作者
lou deneuville,Karim Sacré,Marie‐Pierre Debray,Pascale Nicaise‐Roland,Bruno Crestani,Raphaël Borie
摘要
Chronic interstitial lung disease (ILD) occurs rarely in systemic erythematous pneumonia (SLE) compared to other connective tissue disease. The aim of the study was to describe the clinical, biological, and radiological presentation of SLE-ILD, as well as the treatment and survival. We conducted a monocentric retrospective study of ILD associated with SLE (SLE-ILD) from january 2005 to december 2020. We retrieved 23 patients with SLE-ILD (21 women, 91%) (median age at SLE diagnosis : 34 years, [13-87]).
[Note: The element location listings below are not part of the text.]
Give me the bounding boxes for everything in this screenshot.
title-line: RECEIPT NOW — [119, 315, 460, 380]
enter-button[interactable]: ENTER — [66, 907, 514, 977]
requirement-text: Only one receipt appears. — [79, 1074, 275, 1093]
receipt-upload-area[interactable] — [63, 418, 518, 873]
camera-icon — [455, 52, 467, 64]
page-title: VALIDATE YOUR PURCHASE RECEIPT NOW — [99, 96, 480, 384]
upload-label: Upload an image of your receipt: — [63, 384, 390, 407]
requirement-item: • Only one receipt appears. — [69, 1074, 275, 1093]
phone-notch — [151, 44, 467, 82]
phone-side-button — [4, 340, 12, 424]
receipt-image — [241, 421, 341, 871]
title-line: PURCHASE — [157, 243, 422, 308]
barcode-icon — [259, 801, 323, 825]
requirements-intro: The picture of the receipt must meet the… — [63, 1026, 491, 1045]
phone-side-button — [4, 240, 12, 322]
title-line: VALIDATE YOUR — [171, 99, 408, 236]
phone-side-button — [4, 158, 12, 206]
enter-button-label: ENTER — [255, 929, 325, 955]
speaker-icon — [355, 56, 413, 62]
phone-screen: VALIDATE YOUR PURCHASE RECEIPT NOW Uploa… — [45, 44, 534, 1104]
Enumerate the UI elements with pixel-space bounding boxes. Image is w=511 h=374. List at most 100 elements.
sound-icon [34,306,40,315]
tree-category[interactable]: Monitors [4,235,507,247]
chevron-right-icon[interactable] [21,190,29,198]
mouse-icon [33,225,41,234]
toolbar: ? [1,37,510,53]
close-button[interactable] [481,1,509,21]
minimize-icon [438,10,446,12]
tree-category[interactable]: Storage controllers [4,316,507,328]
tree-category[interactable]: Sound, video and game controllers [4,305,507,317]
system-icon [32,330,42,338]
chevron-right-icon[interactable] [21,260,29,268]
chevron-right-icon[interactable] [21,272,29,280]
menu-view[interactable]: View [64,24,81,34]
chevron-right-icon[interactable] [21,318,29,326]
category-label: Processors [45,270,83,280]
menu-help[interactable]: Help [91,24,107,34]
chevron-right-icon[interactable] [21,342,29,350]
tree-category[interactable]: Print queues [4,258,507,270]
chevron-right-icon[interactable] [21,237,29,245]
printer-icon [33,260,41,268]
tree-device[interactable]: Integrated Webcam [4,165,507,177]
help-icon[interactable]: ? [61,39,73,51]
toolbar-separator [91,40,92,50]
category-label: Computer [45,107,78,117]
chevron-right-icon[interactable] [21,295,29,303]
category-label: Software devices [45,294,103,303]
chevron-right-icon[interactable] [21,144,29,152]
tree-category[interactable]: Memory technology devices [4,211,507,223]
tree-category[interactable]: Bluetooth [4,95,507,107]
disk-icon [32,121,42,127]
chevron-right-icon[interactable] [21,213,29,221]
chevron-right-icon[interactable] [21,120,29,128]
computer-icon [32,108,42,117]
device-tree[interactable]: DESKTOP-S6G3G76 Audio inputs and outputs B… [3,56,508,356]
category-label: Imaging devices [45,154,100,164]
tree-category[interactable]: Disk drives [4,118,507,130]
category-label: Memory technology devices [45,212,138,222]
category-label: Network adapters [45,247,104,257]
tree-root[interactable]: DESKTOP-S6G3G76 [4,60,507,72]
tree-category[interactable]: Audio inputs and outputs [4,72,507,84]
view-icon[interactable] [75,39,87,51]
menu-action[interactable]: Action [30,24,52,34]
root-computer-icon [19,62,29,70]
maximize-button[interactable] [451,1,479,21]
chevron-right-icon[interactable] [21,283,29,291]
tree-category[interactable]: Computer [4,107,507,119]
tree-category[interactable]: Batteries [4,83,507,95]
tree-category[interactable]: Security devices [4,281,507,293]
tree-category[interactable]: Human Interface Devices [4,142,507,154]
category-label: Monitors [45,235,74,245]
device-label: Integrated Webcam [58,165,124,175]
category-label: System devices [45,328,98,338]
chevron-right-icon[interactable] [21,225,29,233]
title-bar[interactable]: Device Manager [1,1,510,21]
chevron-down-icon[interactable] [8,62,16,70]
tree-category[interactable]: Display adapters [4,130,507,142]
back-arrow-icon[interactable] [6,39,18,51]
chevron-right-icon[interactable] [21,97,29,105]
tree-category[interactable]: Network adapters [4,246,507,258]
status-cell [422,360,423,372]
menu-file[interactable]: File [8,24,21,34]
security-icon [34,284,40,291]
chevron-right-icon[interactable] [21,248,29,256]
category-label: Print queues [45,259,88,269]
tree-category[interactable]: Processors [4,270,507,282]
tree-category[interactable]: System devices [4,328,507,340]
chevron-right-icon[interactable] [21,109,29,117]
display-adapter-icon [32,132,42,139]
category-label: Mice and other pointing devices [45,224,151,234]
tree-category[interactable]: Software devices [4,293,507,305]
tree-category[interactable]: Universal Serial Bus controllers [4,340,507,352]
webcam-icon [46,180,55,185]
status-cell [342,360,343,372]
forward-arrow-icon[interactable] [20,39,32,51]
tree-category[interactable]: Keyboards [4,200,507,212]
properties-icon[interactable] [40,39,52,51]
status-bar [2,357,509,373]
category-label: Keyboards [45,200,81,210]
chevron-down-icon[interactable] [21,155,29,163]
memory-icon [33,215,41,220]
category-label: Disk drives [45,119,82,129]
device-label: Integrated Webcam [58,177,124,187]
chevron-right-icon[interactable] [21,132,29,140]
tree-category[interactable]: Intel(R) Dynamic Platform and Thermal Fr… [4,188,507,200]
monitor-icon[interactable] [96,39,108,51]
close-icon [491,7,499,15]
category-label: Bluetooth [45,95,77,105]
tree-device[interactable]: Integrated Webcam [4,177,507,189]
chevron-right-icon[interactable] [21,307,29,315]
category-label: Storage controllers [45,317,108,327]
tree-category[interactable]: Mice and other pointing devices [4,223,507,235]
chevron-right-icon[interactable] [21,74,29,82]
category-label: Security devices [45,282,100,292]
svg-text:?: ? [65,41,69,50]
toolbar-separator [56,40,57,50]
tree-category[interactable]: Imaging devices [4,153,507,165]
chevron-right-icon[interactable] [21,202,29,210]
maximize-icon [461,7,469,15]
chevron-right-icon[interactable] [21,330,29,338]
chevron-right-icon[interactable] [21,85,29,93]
Seventeen patients (78%) had another connective tissue disease (CTD) associated with SLE : Sjogren’ syndrom (n = 10), polymyositis (n = 3), systemic sclerosis (n = 3) and rheumatoid arthritis (n = 1), and 5 patients had other autoantibodies associated with SLE without specific criteria for another CTD : Anti RNP (n = 4), Anti SSA (n = 3), Anti Ku (n = 1). ILD was diagnosed alongside with SLE in 9/23 cases or after a median time of 36 months after the SLE diagnoses. The HCT patterns were : non specific interstitial pneumonia (NSIP) (n = 10), indeterminate (n = 6), usual interstitial pneumonia (n = 3), cystic lung disease (n = 2), NSIP with organizing pneumonia (n = 1). All patients showed restrictive syndrome: TLC (67% [57-75]), FVC (71%, [64-100]), DLCO (52%, [26-70]). Patients received steroids (n=20) combined with rituximab (n = 11), cyclophosphamide (n = 9), or mycophenolate-mofetil (n = 7). After a median follow-up of 6,2 years, 7 patients died from ILD (median 16 years) and 3 patients received lung transplantation (7, 14 and 16 years). ILD is a rare but severe manifestation of SLE. SLE is then frequently associated with another connective tissue disease in this study.